Cumhurbaşkanı Erdoğan, Türkiye’nin 780 bin kilometre vatan toprağından ibaret olmadığını, anavatan kadar değerli, anavatan kadar anlamlı, anavatan kadar hassasiyetle üzerinde durulması gereken bir coğrafyamız olduğuna vurgu yaparak şu değerlendirmelerde bulundu: “Bunların bir kısmıyla doğrudan akrabalık bağlarımız bulunuyor. Bugün ülkemizde Balkan veya Kafkas kökenli komşusu, arkadaşı, tanıdığı olmayan yok gibidir. Aynı şekilde Orta Asya’daki kardeşlerimizle soy birliğimizin ötesinde binlerce yıllık bir kültür birliğimiz, medeniyet birliğimiz var. Orta Doğu, Kuzey Afrika deseniz, zaten yüzyıl öncesine kadar etle tırnak gibi olduğumuz, her şeyimizin müşterek olduğu coğrafyalardır. Afrika, tarihimizin ve vicdanımızın bize bir emanetidir. Biz Amerika’daki yerlilerden, Kutuplardaki eskimolara kadar dünyanın tüm mazlum, ama onurlu kavimleriyle gönül bağı olan bir milletiz. Geçmişte yakın zaman dilimlerinde hâkimiyet kurduğumuz coğrafyalarda biz eser bırakırken, diğer ülkeler sömürge yarasından başka bir şey bırakmamıştır. Bugün de çevremizde yaşanan hadiselere aynı anlayışla yaklaşıyoruz. Irak, Suriye, Mısır, Libya ve Filistin’de tarihî misyonumuza uygun bir duruş sergilemeye çalışıyor, aynı hassasiyetle sınırlarımız içinde 2 milyona yakın kardeşimizi barındırıyoruz.”

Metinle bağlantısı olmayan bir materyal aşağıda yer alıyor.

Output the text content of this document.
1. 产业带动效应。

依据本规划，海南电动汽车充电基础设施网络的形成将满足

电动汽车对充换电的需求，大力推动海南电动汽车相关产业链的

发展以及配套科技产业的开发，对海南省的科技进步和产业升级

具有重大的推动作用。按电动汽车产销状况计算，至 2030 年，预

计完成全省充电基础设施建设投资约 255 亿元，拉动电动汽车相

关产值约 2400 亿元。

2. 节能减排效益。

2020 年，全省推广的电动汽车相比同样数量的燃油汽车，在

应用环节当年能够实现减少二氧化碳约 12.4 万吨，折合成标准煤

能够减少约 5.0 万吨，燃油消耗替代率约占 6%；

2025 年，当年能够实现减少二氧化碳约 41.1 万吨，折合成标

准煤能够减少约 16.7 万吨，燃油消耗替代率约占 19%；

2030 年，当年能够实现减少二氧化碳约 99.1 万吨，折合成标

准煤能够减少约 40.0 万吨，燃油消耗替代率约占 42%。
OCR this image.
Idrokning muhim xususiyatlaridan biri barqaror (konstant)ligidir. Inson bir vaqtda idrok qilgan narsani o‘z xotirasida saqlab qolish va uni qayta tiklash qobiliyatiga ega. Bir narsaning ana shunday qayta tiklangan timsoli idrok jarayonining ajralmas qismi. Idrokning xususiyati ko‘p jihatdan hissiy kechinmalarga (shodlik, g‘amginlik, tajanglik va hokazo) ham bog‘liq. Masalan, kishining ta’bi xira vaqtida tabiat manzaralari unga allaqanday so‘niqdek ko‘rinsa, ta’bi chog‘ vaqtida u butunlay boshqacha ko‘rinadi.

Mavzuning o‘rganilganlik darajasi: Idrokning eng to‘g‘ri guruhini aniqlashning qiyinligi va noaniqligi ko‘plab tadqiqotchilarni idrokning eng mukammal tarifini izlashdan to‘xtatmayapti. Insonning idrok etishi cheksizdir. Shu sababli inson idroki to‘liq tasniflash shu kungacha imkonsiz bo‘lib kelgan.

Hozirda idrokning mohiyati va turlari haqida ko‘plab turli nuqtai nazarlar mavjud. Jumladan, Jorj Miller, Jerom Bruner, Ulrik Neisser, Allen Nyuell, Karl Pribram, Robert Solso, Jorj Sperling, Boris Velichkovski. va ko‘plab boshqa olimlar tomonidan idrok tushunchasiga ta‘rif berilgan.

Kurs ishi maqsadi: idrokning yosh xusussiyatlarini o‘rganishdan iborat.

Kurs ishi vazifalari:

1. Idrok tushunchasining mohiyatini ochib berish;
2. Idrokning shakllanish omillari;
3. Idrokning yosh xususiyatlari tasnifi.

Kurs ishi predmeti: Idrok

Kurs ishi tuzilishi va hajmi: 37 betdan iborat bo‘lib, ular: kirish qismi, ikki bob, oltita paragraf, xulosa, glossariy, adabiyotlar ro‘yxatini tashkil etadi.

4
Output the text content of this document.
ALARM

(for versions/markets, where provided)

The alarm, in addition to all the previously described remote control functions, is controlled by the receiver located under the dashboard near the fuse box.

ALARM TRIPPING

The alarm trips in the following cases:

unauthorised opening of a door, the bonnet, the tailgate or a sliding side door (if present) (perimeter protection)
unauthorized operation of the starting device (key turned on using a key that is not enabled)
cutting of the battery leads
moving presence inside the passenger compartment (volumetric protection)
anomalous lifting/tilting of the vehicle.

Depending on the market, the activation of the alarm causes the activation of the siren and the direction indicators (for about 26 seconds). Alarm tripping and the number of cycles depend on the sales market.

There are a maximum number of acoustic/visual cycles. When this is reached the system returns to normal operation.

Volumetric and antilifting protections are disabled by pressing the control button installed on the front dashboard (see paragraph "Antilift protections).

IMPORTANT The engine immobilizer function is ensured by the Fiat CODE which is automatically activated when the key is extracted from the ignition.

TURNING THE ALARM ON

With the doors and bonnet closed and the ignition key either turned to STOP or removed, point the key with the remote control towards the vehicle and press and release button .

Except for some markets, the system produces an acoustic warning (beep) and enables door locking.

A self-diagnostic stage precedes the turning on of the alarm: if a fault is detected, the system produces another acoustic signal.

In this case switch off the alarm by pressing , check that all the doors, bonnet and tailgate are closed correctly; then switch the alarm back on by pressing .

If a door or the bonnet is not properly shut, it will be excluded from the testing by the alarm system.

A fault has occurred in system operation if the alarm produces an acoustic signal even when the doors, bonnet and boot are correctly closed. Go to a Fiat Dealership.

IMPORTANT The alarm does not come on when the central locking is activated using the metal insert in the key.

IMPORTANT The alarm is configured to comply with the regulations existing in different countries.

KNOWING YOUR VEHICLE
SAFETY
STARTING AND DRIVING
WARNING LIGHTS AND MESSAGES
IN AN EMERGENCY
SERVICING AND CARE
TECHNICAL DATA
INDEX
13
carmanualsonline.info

“BİZ ENSARIZ, MUHACİRLERE KAPIMIZI AÇIYORUZ VE AÇMAYA DA DEVAM EDECEĞİZ”
Kobani’den gelen 190 bin Suriyeli Kürt vatandaşının Türkiye’de ağırlandığını, yedirilip içirildiğini, onlardan yaklaşık 70 bininin geri döndüğünü, kalanların ise aynı itina ile misafir edildiğini hatırlatan Cumhurbaşkanı Erdoğan, şu açıklamalarda bulundu: “Bunu yaptığımız halde dezenformasyonla, Kobani ile ilgili hakkımızda birçok iftira attılar. Değerli kardeşlerim, biz at denize balık bilmezse Hâlik bilir anlayışıyla yola devam ediyoruz. Biz ensarız diyor ve muhacirlere kapımızı açıyoruz ve açmaya da devam edeceğiz. Bu hasletlerimizi terk ettiğimiz gün, bizim artık dünyaya, insanlığa ve daha önemlisi kendimize söyleyecek hiçbir sözümüz kalmaz. Biz asla böyle bir duruma düşmedik, düşmeyeceğiz. Bunun için ülke olarak, millet olarak güçlü olmak mecburiyetindeyiz. Demokraside, ekonomide, kalkınmada, savunma sanayinde, teknolojide velhasıl tüm alanlarda elde ettiğimiz her başarı aynı zamanda kardeşlerimizin başarısıdır. Yine bizim yaşadığımız her sıkıntı, maruz kaldığımız her saldırı, aynı zamanda kardeşlerimizin üzüntü kaynağıdır.”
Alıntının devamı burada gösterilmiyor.